South Korea

South Korean Politician’s Own Party Will Investigate His Unregulated Token Trading

South Korean Representative Kim Nam-kuk’s political party, the National Democratic Party, has urged him to sell all of his digital assets and will launch an investigation into his token trading practices.

Two years ago, some of his undisclosed positions were exposed by various Asian media. Blockworks is unaware of Kim’s current holdings, but reports say he owned about 800,000 wemix tokens in 2021, worth about $4.5 million at the time.

Kim may withdraw all his Wemix tokens before South Korea’s travel rules come into force in March 2022. According to Yonhap News Agency, the rule requires all exchanges in the country to flag cryptocurrency transfers exceeding 1 million won (about $757).

Kwon Chil-seung, a top spokesman for the Democratic Party, is confident Kim will follow the advice of investigators and his colleagues.

“As we advised him to sell his crypto holdings, we are confident that he will comply,” Kwon told reporters.

In addition to charges that he withdrew all of his tokens before key travel rules stymied his efforts, Kim also co-sponsored legislation that would delay income tax on crypto assets in July 2021.

In the US, unlike Kim, Senator Ted Cruz voluntarily disclosed his bitcoin purchases. The Texas Republican bought assets worth between $15,001 and $50,000, according to Senate financial disclosures.

More recently, Cruz said he is “very bullish” on bitcoin and cryptocurrencies more broadly. He added that he has a standing buy every Monday.

“I own a little over 2 bitcoins, and every Monday I have a little bit more,” Cruz said.

This comes as 2024 presidential candidates begin sharing their visions for cryptocurrencies with American voters, including how they plan to regulate the industry.
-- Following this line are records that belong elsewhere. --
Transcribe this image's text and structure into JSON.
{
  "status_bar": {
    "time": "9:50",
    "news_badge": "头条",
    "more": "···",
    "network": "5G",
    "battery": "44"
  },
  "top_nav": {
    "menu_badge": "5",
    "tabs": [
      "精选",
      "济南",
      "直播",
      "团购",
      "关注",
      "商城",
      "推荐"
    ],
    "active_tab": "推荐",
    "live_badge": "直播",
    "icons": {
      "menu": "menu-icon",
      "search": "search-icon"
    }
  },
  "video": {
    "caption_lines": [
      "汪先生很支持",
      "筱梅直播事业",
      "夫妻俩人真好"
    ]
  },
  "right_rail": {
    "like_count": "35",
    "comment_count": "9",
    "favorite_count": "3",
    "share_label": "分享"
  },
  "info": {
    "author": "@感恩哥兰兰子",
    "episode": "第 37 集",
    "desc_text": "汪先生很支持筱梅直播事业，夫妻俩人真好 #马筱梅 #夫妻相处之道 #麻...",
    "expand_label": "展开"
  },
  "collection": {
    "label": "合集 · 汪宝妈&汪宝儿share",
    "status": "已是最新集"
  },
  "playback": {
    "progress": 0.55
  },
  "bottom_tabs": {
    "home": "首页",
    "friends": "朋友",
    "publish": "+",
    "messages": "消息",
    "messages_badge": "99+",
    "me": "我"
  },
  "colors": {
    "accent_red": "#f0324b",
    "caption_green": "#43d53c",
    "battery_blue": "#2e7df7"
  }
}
Democratic candidate Robert F. Kennedy Jr. tweeted that President Joe Biden’s 30 percent tax on electricity used for cryptocurrency mining is “a bad idea.”

President Biden’s most recent foray into cryptocurrency regulation came on Tuesday, when he tweeted that if Congress closes a tax loophole to help “wealthy cryptocurrency investors,” it would bring in $18 billion for the government.

Most of the other candidates have yet to comment on their plans to regulate bitcoin and the larger cryptocurrency space.